2. Bartter syndrome (glomerular hyperplasia) Bartter syndrome is characterized by severe hypokalemia, alkalosis, low blood sodium, low chloride, normal blood pressure, polydipsia, polyuria, constipation, dehydration, Plasma renin-angiotensin and aldosterone are elevated, pathological changes in the growth of the juxtaglomerular apparatus and adrenal spheroidal stellate zone, the pathogenesis is unknown, indomethacin, aspirin and other symptoms can be resolved.

3. Syndrome of apparent mineralocorticoid excess (SAME) SAME is a deficiency of congenital 11-beta hydroxysteroid dehydrogenase (11-0HSD), which is located at 16q22.1, and its role is to Cortisol is locally converted to inactive cortisol in the renal tubule. Congenital 11-OHSD deficiency is an autosomal recessive disorder. Due to the lack of 11-OHSD, plasma cortisol levels are elevated due to mineralocorticoid receptors and sugar. Corticosteroid receptors have high homology in amino acid sequence. Therefore, excessive cortisol binds to mineralocorticoid receptor and exerts mineralocorticoid-like effects. Patients have high blood pressure and hypokalemia during adolescence. The lack of secondary sexual characteristics is an important clinical feature.

4. Glucocorticoid-inhibitory aldosteronism Glucocorticoid-inhibitory hyperaldosteronism is an autosomal dominant genetic disease with high penetrance and high aldosterone and low renin. Related to aldosterone synthase gene mutation, aldosterone synthase is ectopically expressed in the adrenal cortical bundle, is regulated by ACTH excitability, sensitive to ACTH stimulation, resulting in increased aldosterol secretion, sodium retention, and elevated blood pressure. The disease is more common in adolescent males. The adrenal gland is large and small nodular hyperplasia. The plasma aldosterone level is parallel to the circadian rhythm of ACTH. After several weeks of physiological replacement of glucocorticosteroids, aldosterone secretion, blood pressure and blood potassium can be restored to normal. .
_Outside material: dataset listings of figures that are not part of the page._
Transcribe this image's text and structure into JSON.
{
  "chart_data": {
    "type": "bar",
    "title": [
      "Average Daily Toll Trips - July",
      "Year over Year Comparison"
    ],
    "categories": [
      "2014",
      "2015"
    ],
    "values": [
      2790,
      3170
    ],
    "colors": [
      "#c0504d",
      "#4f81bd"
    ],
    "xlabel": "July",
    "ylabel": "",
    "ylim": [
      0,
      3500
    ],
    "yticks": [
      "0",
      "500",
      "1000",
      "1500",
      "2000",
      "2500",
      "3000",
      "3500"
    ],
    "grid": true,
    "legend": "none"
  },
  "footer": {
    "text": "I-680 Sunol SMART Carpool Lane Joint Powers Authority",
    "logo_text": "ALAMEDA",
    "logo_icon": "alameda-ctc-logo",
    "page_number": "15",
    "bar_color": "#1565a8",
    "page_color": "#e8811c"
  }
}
5.17-hydroxylase deficiency syndrome 17-hydroxylase deficiency syndrome is an autosomal recessive disorder. It has been found that there are at least 18 different types of mutations in this gene, and most of the mutations completely destroy the 17-hydroxylase. Activity, the lack of this enzyme can prevent the conversion of pregnenolone and progesterone to 17-hydroxypregnenolone and 17-hydroxyprogesterone, which reduces or even completely lacks deoxycortisol and cortisol, and increases the reactivity of ACTH secretion. Excessive production of deoxycorticosterone (DOC) by salt corticosteroids leads to hypertension, hypokalemia, and secondary sexual assault is an important clinical feature.

6. Acquired pseudohyperaldosteronism Acquired pseudohyperaldosteronism is hypokalemia caused by licorice or mineralocorticoids. Careful consultation with the history of medication may help to confirm the diagnosis.

In addition, patients with essential hypertension may have hypokalemia when taking diuretics without potassium supplementation, but blood potassium can return to normal after the diuretic is stopped and potassium is added.